Logos are seen outside a branch of Barclays bank in London July 30, 2013.
Logos are seen outside a branch of Barclays bank in London July 30, 2013. Reuters/Stringer

Australia’s big four banks do not have sufficient buffer to save themselves from future financial crises. That makes a call to inject at least A$28 billion as extra capital to stand strong and be at par with the safest global lenders. This has been revealed in a study conducted by Goldman Sachs Group Inc. and Credit Suisse Group AG, which was commissioned by the banking regulator, Australian Prudential Regulation Authority. The report said the four Aussie lenders would need to scale up their capital adequacy ratios by at least 2 percentage points to reach the level of top quartile of global banks.

Test of Strength

The report is an indirect message to the banks concerned, to hike their holdings by at least two percent from the June 2014 level. Capital adequacy ratio reflects the financial strength of a bank and is a reckoner of how much equity it can free up in the case of an emergency or financial crisis. The details revealed in the report said Australia’s biggest banks have capital ratios higher than 11.6 percent median mainatined by 98 lenders it surveyed, but that is still short of the desired 13.3 percent held by the top quartile.

In a way, the Regulation Authority’s report adds better clarity on the factual position of banks, on which a government review in December 2014 said that the banks are having capital levels held by the top 25 percent lenders globally. The APRA report also promises support in setting capital levels, while adding it “does not intend to tightly tie” the requirements to a moving global benchmark.

“The APRA removed any ambiguity on their assessment of Australian banks’ capital-adequacy strength,” CLSA’s Sydney-based analysts Brian Johnson and Ed Henning wrote to investors, “Australian banks can no longer state they don’t know."

Side Effect

However, the regulator’s capital infusion proposal had many Bank executives squirm, who warned that wider buffers could force banks to lift lending rates or cut dividends . According to the banking regulator, the study would be advisory in nature and better inform “but not ultimately determine” the rules on capital standards in Australia.

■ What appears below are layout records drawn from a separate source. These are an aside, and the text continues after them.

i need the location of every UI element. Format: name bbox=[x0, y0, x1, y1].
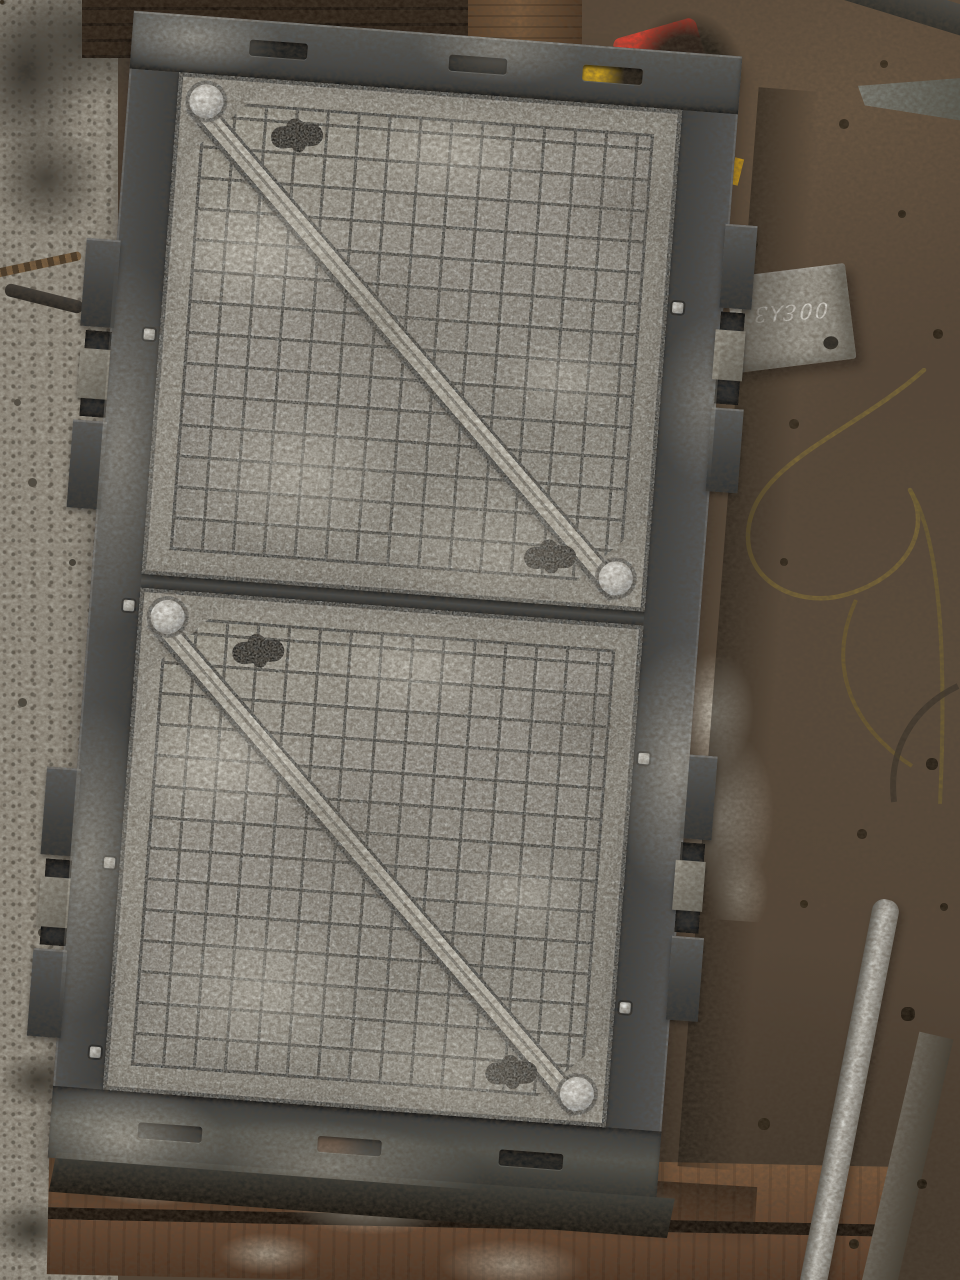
photo-scene: 00Ɛ⅄3 bbox=[0, 0, 960, 1280]
floor-debris bbox=[0, 0, 4, 4]
block-hole bbox=[823, 335, 839, 350]
frame-dust-overlay bbox=[48, 11, 743, 1204]
manhole-cover-assembly bbox=[48, 11, 743, 1204]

The APRA’s study measured the common equity Tier 1 ratios of all the major lenders. They included Australia & New Zealand Banking Group Ltd., Commonwealth Bank of Australia, National Australia Bank Ltd. and Westpac Banking Corp. against global peers. The benchmark global peers in the study were Wells Fargo & Co., HSBC Holdings Plc, JPMorgan Chase & Co. and Royal Bank of Canada. The top quartile positioning was used as “a useful sense check of the strength” of the Australian lenders, APRA said. It said changes to minimum capital requirements were “likely to be less material” for smaller banks, unlike the biggies.